これからも、日本で、世界で、彼が実現させようとする世界観は注目を集めるだろう。
真面目に楽しさを追求しながら、いかにサプライズを魅せてくれるか、今後も楽しみでしょうがない。
艶や色気はAIや機械化はできない!さらに興味深い話が“東京バーショー”で披露されるそうだ。これは行ってみる価値のあるイベントに違いない。


詳しく知りたい方は下記をタップしてください。
スピリッツファン垂涎のイベント「東京バーショー」
http://tokyobarshow.com/

東京バーショウ開催レポート

ここからは新たに「東京バーショー」開催模様をお伝えしたい。
5月13日土曜日、14日日曜日の2日間開催。編集部が伺った13日は小雨模様の天気はイマイチながらも11時の開場時東京ドームのプリズムホールはすでに開会を待つ人たちの列が長く伸びていました。
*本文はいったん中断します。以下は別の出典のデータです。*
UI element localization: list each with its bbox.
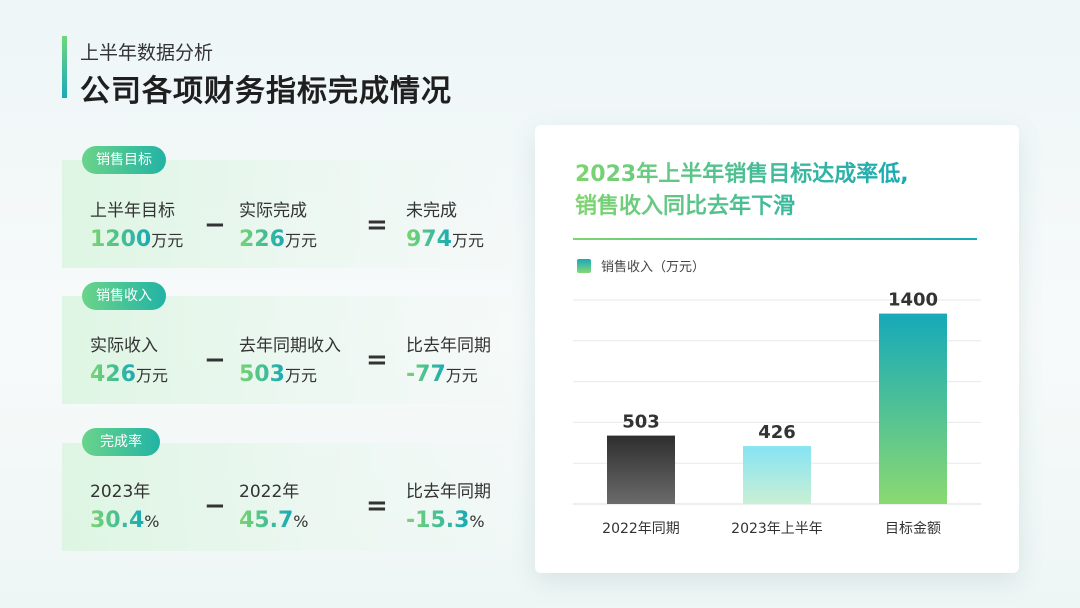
metric-label: 实际完成 (239, 201, 307, 221)
equals-operator: = (366, 491, 388, 521)
metric-value: 226 (239, 227, 285, 252)
x-tick-label: 2022年同期 (602, 521, 680, 537)
metric-revenue-yoy: 比去年同期 -77万元 (406, 331, 491, 387)
metric-label: 比去年同期 (406, 336, 491, 356)
metric-value: 974 (406, 227, 452, 252)
metric-rate-yoy: 比去年同期 -15.3% (406, 477, 491, 533)
metric-unit: % (293, 512, 309, 531)
title-accent-bar (62, 36, 67, 98)
metric-label: 2022年 (239, 482, 300, 502)
chart-card: 2023年上半年销售目标达成率低, 销售收入同比去年下滑 销售收入（万元） 50… (535, 125, 1019, 573)
metric-not-completed: 未完成 974万元 (406, 196, 484, 252)
equals-operator: = (366, 345, 388, 375)
metric-label: 2023年 (90, 482, 151, 502)
minus-operator: − (204, 491, 226, 521)
metric-actual-completion: 实际完成 226万元 (239, 196, 317, 252)
metric-last-year-revenue: 去年同期收入 503万元 (239, 331, 341, 387)
minus-operator: − (204, 210, 226, 240)
bar-3 (879, 313, 947, 504)
metric-unit: % (144, 512, 160, 531)
tag-completion-rate: 完成率 (82, 428, 160, 456)
x-tick-label: 2023年上半年 (731, 521, 823, 537)
bar-chart: 503 2022年同期 426 2023年上半年 1400 目标金额 (573, 290, 981, 537)
metric-unit: 万元 (284, 231, 317, 250)
equals-operator: = (366, 210, 388, 240)
metric-actual-revenue: 实际收入 426万元 (90, 331, 168, 387)
data-label: 1400 (888, 290, 938, 311)
bar-2 (743, 446, 811, 504)
metric-unit: 万元 (135, 366, 168, 385)
metric-value: 30.4 (90, 508, 145, 533)
tag-sales-revenue: 销售收入 (82, 282, 166, 310)
metric-label: 未完成 (406, 201, 457, 221)
metric-unit: 万元 (445, 366, 478, 385)
metric-label: 上半年目标 (90, 201, 175, 221)
tag-sales-target: 销售目标 (82, 146, 166, 174)
minus-operator: − (204, 345, 226, 375)
metric-unit: 万元 (151, 231, 184, 250)
metric-value: 426 (90, 362, 136, 387)
metric-value: 1200 (90, 227, 152, 252)
metric-rate-2023: 2023年 30.4% (90, 477, 159, 533)
page-subtitle: 上半年数据分析 (80, 42, 214, 64)
metric-half-year-target: 上半年目标 1200万元 (90, 196, 183, 252)
page-title: 公司各项财务指标完成情况 (80, 74, 452, 109)
data-label: 503 (622, 412, 660, 433)
metric-label: 实际收入 (90, 336, 158, 356)
metric-label: 比去年同期 (406, 482, 491, 502)
metric-value: -15.3 (406, 508, 470, 533)
metric-label: 去年同期收入 (239, 336, 341, 356)
metric-value: -77 (406, 362, 446, 387)
x-tick-label: 目标金额 (885, 521, 941, 537)
metric-rate-2022: 2022年 45.7% (239, 477, 308, 533)
metric-unit: 万元 (284, 366, 317, 385)
bar-1 (607, 435, 675, 504)
metric-value: 45.7 (239, 508, 294, 533)
metric-unit: 万元 (451, 231, 484, 250)
metric-value: 503 (239, 362, 285, 387)
metric-unit: % (469, 512, 485, 531)
data-label: 426 (758, 422, 796, 443)
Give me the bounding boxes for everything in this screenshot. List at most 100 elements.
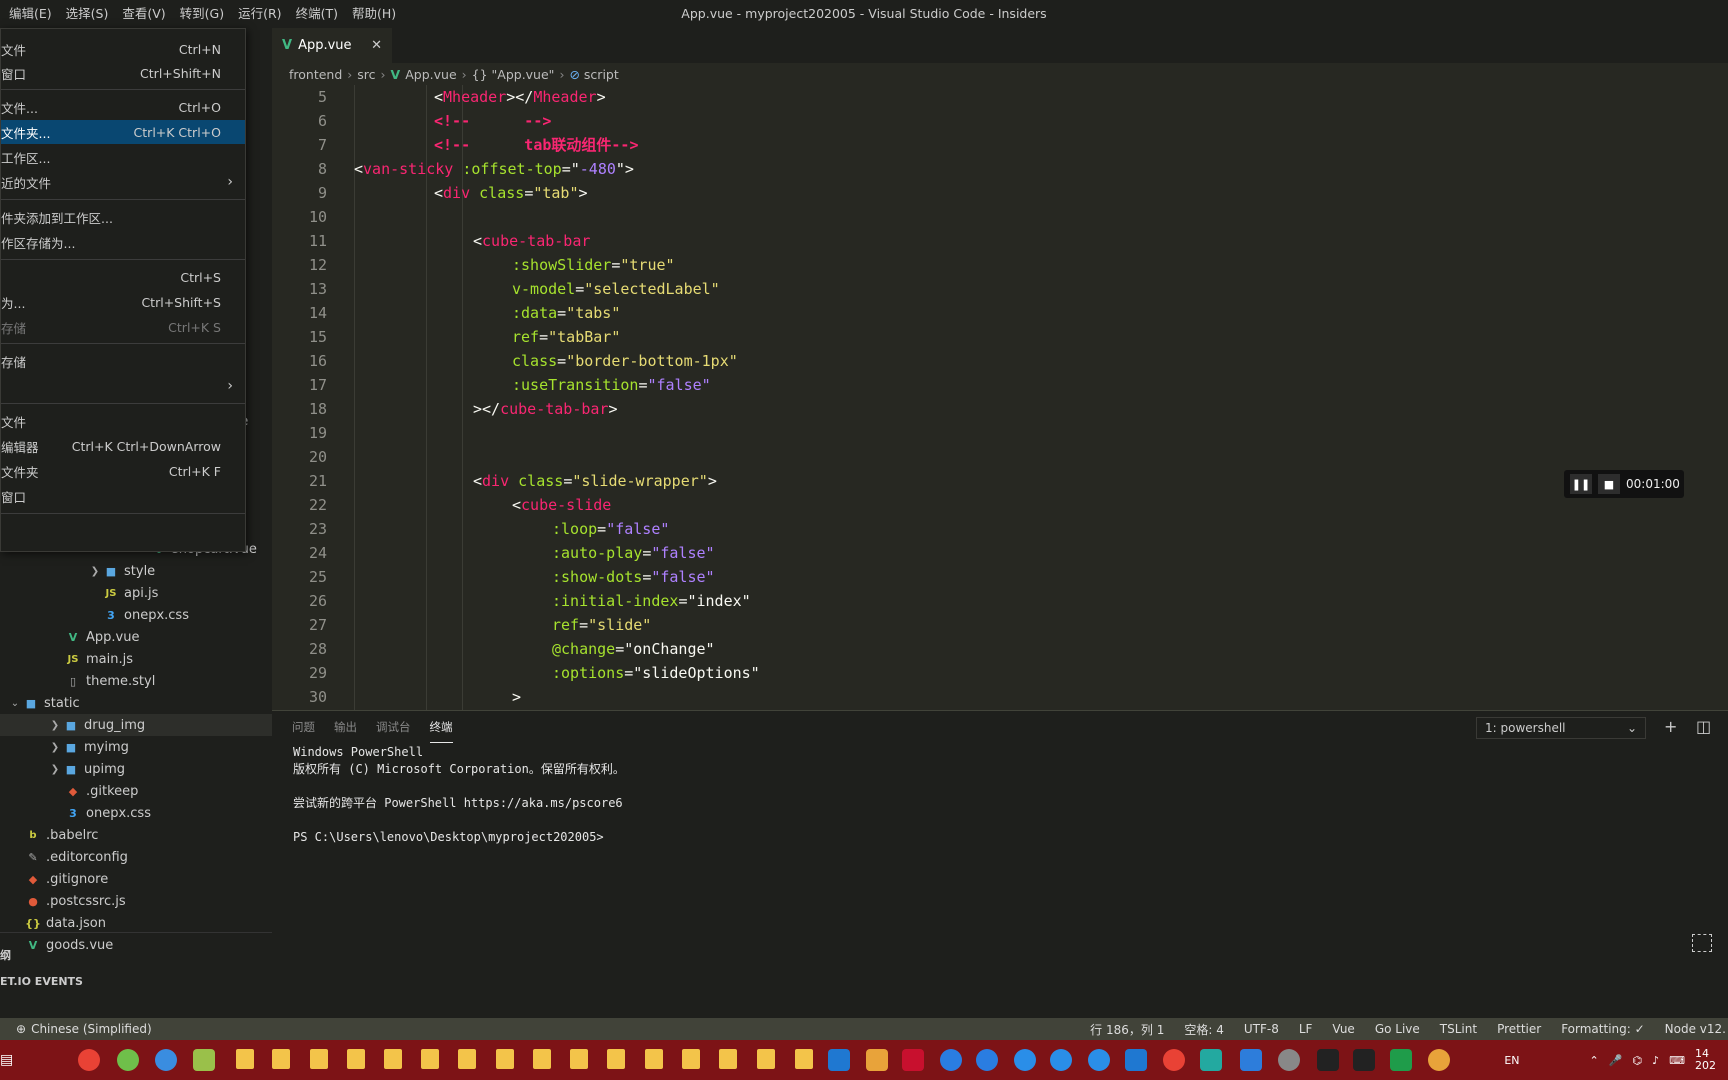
tree-item-babelrc[interactable]: b .babelrc bbox=[0, 824, 272, 846]
menu-item-auto-save[interactable]: 存储 bbox=[1, 349, 245, 373]
status-formatting[interactable]: Formatting: ✓ bbox=[1561, 1022, 1644, 1036]
menu-help[interactable]: 帮助(H) bbox=[345, 0, 403, 28]
terminal-icon[interactable] bbox=[1353, 1049, 1375, 1071]
screenshot-icon[interactable] bbox=[1692, 934, 1712, 952]
task-view-icon[interactable]: ▤ bbox=[0, 1052, 22, 1068]
breadcrumb-item[interactable]: src bbox=[357, 67, 375, 82]
volume-icon[interactable]: ♪ bbox=[1652, 1054, 1659, 1067]
breadcrumb-item[interactable]: script bbox=[584, 67, 619, 82]
chrome-icon[interactable] bbox=[1163, 1049, 1185, 1071]
menu-item-revert-file[interactable]: 文件 bbox=[1, 409, 245, 433]
events-section[interactable]: ET.IO EVENTS bbox=[0, 975, 83, 988]
status-encoding[interactable]: UTF-8 bbox=[1244, 1022, 1279, 1036]
tree-item-data-json[interactable]: {} data.json bbox=[0, 912, 272, 934]
network-icon[interactable]: ⌬ bbox=[1632, 1054, 1642, 1067]
status-cursor-position[interactable]: 行 186，列 1 bbox=[1090, 1021, 1164, 1038]
folder-icon[interactable] bbox=[236, 1049, 254, 1069]
status-tslint[interactable]: TSLint bbox=[1440, 1022, 1477, 1036]
terminal-output[interactable]: Windows PowerShell 版权所有 (C) Microsoft Co… bbox=[293, 744, 625, 846]
menu-item-close-folder[interactable]: 文件夹 Ctrl+K F bbox=[1, 459, 245, 483]
folder-icon[interactable] bbox=[682, 1049, 700, 1069]
folder-icon[interactable] bbox=[347, 1049, 365, 1069]
chevron-up-icon[interactable]: ⌃ bbox=[1590, 1054, 1599, 1067]
tree-item-upimg[interactable]: ❯ ■ upimg bbox=[0, 758, 272, 780]
search-icon[interactable] bbox=[1428, 1049, 1450, 1071]
status-eol[interactable]: LF bbox=[1299, 1022, 1313, 1036]
menu-view[interactable]: 查看(V) bbox=[115, 0, 172, 28]
app-icon[interactable] bbox=[866, 1049, 888, 1071]
tree-item-static[interactable]: ⌄ ■ static bbox=[0, 692, 272, 714]
menu-item-open-folder[interactable]: 文件夹... Ctrl+K Ctrl+O bbox=[1, 120, 245, 144]
notepad-icon[interactable] bbox=[193, 1049, 215, 1071]
folder-icon[interactable] bbox=[421, 1049, 439, 1069]
tree-item-postcssrc[interactable]: ● .postcssrc.js bbox=[0, 890, 272, 912]
folder-icon[interactable] bbox=[570, 1049, 588, 1069]
tab-output[interactable]: 输出 bbox=[334, 711, 357, 743]
tab-app-vue[interactable]: V App.vue ✕ bbox=[272, 28, 392, 63]
code-editor[interactable]: 5 <Mheader></Mheader> 6 <!-- --> 7 <!-- tab… bbox=[272, 85, 1728, 710]
keyboard-icon[interactable]: ⌨ bbox=[1669, 1054, 1685, 1067]
outline-section[interactable]: 纲 bbox=[0, 947, 11, 963]
menu-item-new-file[interactable]: 文件 Ctrl+N bbox=[1, 37, 245, 61]
folder-icon[interactable] bbox=[607, 1049, 625, 1069]
breadcrumb-item[interactable]: App.vue bbox=[405, 67, 456, 82]
folder-icon[interactable] bbox=[645, 1049, 663, 1069]
menu-item-save-workspace-as[interactable]: 作区存储为... bbox=[1, 230, 245, 254]
status-language[interactable]: Chinese (Simplified) bbox=[31, 1022, 152, 1036]
menu-item-exit[interactable] bbox=[1, 519, 245, 543]
clock[interactable]: 14 202 bbox=[1695, 1048, 1726, 1072]
menu-edit[interactable]: 编辑(E) bbox=[2, 0, 59, 28]
terminal-select[interactable]: 1: powershell ⌄ bbox=[1476, 717, 1646, 739]
tree-item-editorconfig[interactable]: ✎ .editorconfig bbox=[0, 846, 272, 868]
menu-go[interactable]: 转到(G) bbox=[173, 0, 231, 28]
word-icon[interactable] bbox=[1240, 1049, 1262, 1071]
menu-item-open-recent[interactable]: 近的文件 › bbox=[1, 170, 245, 194]
tab-terminal[interactable]: 终端 bbox=[429, 711, 453, 743]
tree-item-style[interactable]: ❯ ■ style bbox=[0, 560, 272, 582]
tree-item-myimg[interactable]: ❯ ■ myimg bbox=[0, 736, 272, 758]
search-browser-icon[interactable] bbox=[155, 1049, 177, 1071]
status-go-live[interactable]: Go Live bbox=[1375, 1022, 1420, 1036]
menu-run[interactable]: 运行(R) bbox=[231, 0, 288, 28]
menu-item-close-editor[interactable]: 编辑器 Ctrl+K Ctrl+DownArrow bbox=[1, 434, 245, 458]
edge-icon[interactable] bbox=[1088, 1049, 1110, 1071]
player-icon[interactable] bbox=[1125, 1049, 1147, 1071]
menu-item-preferences[interactable]: › bbox=[1, 374, 245, 398]
edge-icon[interactable] bbox=[1050, 1049, 1072, 1071]
folder-icon[interactable] bbox=[384, 1049, 402, 1069]
tree-item-gitignore[interactable]: ◆ .gitignore bbox=[0, 868, 272, 890]
tree-item-drug-img[interactable]: ❯ ■ drug_img bbox=[0, 714, 272, 736]
folder-icon[interactable] bbox=[272, 1049, 290, 1069]
menu-item-save-as[interactable]: 为... Ctrl+Shift+S bbox=[1, 290, 245, 314]
app-icon[interactable] bbox=[940, 1049, 962, 1071]
status-prettier[interactable]: Prettier bbox=[1497, 1022, 1541, 1036]
tree-item-api-js[interactable]: JS api.js bbox=[0, 582, 272, 604]
menu-item-save-all[interactable]: 存储 Ctrl+K S bbox=[1, 315, 245, 339]
pause-button[interactable]: ❚❚ bbox=[1570, 474, 1592, 494]
menu-item-new-window[interactable]: 窗口 Ctrl+Shift+N bbox=[1, 61, 245, 85]
tree-item-onepx-css[interactable]: 3 onepx.css bbox=[0, 802, 272, 824]
tree-item-gitkeep[interactable]: ◆ .gitkeep bbox=[0, 780, 272, 802]
app-icon[interactable] bbox=[976, 1049, 998, 1071]
breadcrumb-item[interactable]: {} "App.vue" bbox=[472, 67, 555, 82]
status-language-mode[interactable]: Vue bbox=[1332, 1022, 1354, 1036]
status-indentation[interactable]: 空格: 4 bbox=[1184, 1021, 1224, 1038]
microphone-icon[interactable]: 🎤 bbox=[1609, 1054, 1623, 1067]
folder-icon[interactable] bbox=[496, 1049, 514, 1069]
tab-debug-console[interactable]: 调试台 bbox=[376, 711, 411, 743]
folder-icon[interactable] bbox=[533, 1049, 551, 1069]
terminal-icon[interactable] bbox=[1317, 1049, 1339, 1071]
breadcrumb-item[interactable]: frontend bbox=[289, 67, 342, 82]
tab-problems[interactable]: 问题 bbox=[292, 711, 315, 743]
folder-icon[interactable] bbox=[458, 1049, 476, 1069]
stop-button[interactable]: ■ bbox=[1598, 474, 1620, 494]
menu-item-save[interactable]: Ctrl+S bbox=[1, 265, 245, 289]
menu-item-close-window[interactable]: 窗口 bbox=[1, 484, 245, 508]
menu-item-open-file[interactable]: 文件... Ctrl+O bbox=[1, 95, 245, 119]
add-terminal-icon[interactable]: + bbox=[1664, 717, 1677, 736]
edge-icon[interactable] bbox=[1014, 1049, 1036, 1071]
close-icon[interactable]: ✕ bbox=[371, 38, 382, 53]
tree-item-onepx-css[interactable]: 3 onepx.css bbox=[0, 604, 272, 626]
folder-icon[interactable] bbox=[795, 1049, 813, 1069]
menu-selection[interactable]: 选择(S) bbox=[59, 0, 116, 28]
中に入るともうそれは殺気を感じるくらいのすごい熱気と混雑。やはりやはり4年ぶりの開催ということもあるのでしょう。
トークセッションやイベントも盛りだくさん。ウイスキー100年プロジェクト「日本のブレンダーたちが語るトークセッション」では現在の日本ウイスキーが抱える問題点を、未来に向けて話し合う貴重な内容。これがコレまでの100年をもとに語るものだとしたら、異彩を放っていたのは「100年後のバー」をコンセプトにしていた「バカルディ」のブース。バカルディジャパンチームと後閑信吾さん、フードテックアーティストの榊良佑氏がコラボレーションした未来像を語るトークセッション。そのために造られた映像ではアンドロイド型のロボットがレセプションにいたり、お客のトランスポートは自動運転の車がやってきたり。ただ、バーがある場所はブレードランナーやスターウォーズに登場するような猥雑な都心ではなく、屋久島などをイメージさせる大自然に忽然と現れる自然と共生したバー。インタビューに登場したキーワード「ファンクション」「セクシー」を体現した内容になっていた。
開催される度に、話題になる何かを見つけられる「東京バーショー」、いまから来年が楽しみだ。